O juiz Walmir Idalêncio dos Santos Cruz, da Vara da Fazenda Pública de Marília (SP) (90 km de Ourinhos), determinou a interdição cautelar do Conjunto Habitacional "Paulo Lúcio Nogueira", na zona sul do município, devido ao perigo iminente de desabamento. As informações são do site g1.
A decisão, assinada nesta quarta-feira (25), deu prazo de três meses, a contar da publicação em Diário Oficial, para que prefeitura e Companhia de Desenvolvimento Habitacional e Urbano do Estado de São Paulo (CDHU) façam as reformas.

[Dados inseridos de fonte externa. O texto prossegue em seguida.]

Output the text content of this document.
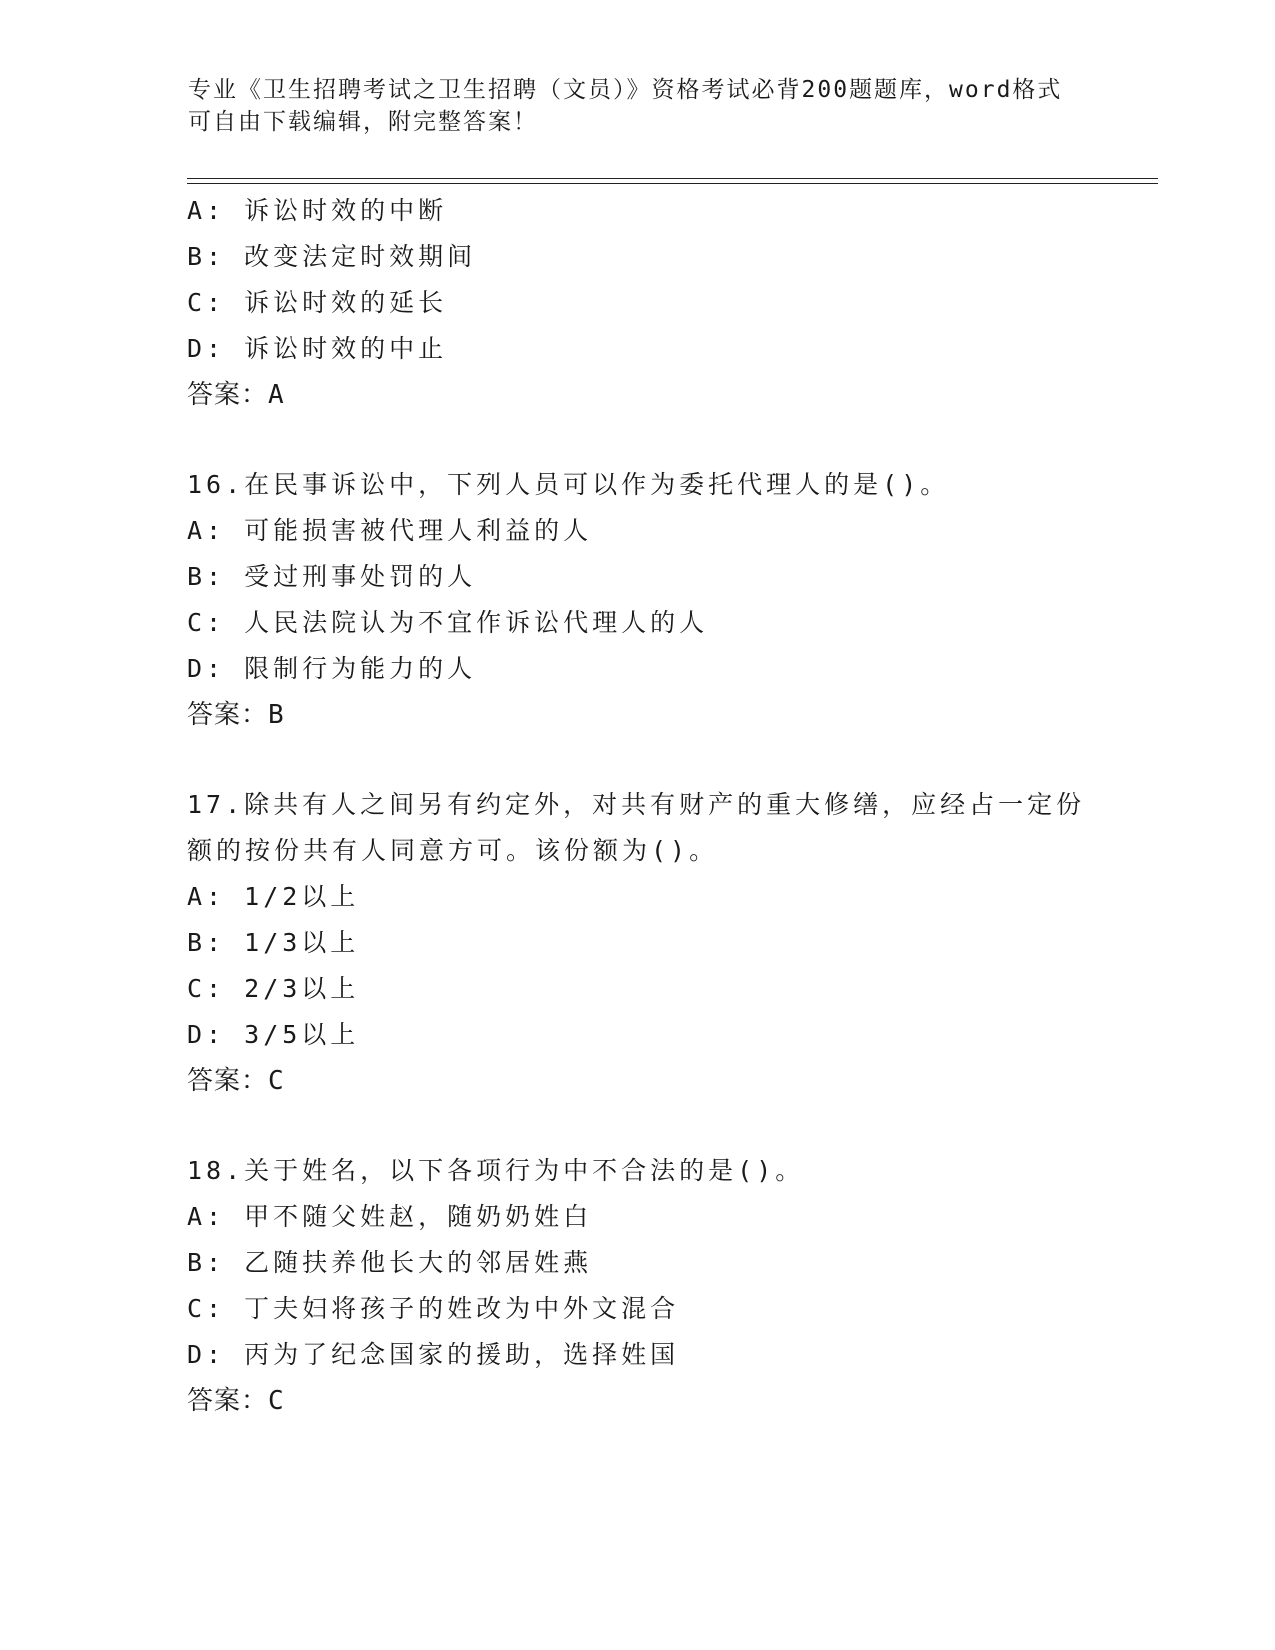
专业《卫生招聘考试之卫生招聘（文员）》资格考试必背200题题库，word格式
可自由下载编辑，附完整答案！
A: 诉讼时效的中断
B: 改变法定时效期间
C: 诉讼时效的延长
D: 诉讼时效的中止
答案：A
16.在民事诉讼中，下列人员可以作为委托代理人的是()。
A: 可能损害被代理人利益的人
B: 受过刑事处罚的人
C: 人民法院认为不宜作诉讼代理人的人
D: 限制行为能力的人
答案：B
17.除共有人之间另有约定外，对共有财产的重大修缮，应经占一定份
额的按份共有人同意方可。该份额为()。
A: 1/2以上
B: 1/3以上
C: 2/3以上
D: 3/5以上
答案：C
18.关于姓名，以下各项行为中不合法的是()。
A: 甲不随父姓赵，随奶奶姓白
B: 乙随扶养他长大的邻居姓燕
C: 丁夫妇将孩子的姓改为中外文混合
D: 丙为了纪念国家的援助，选择姓国
答案：C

Ambos também devem realocar os moradores em local seguro, com custeio de todas as despesas para remoção e transporte dos bens, além dos aluguéis.
Os prédios do conjunto habitacional, conhecido como CDHU, em menção à companhia responsável pela construção, abrigam 880 apartamentos destinados à população de baixa renda, divididos em 44 torres com cinco andares cada.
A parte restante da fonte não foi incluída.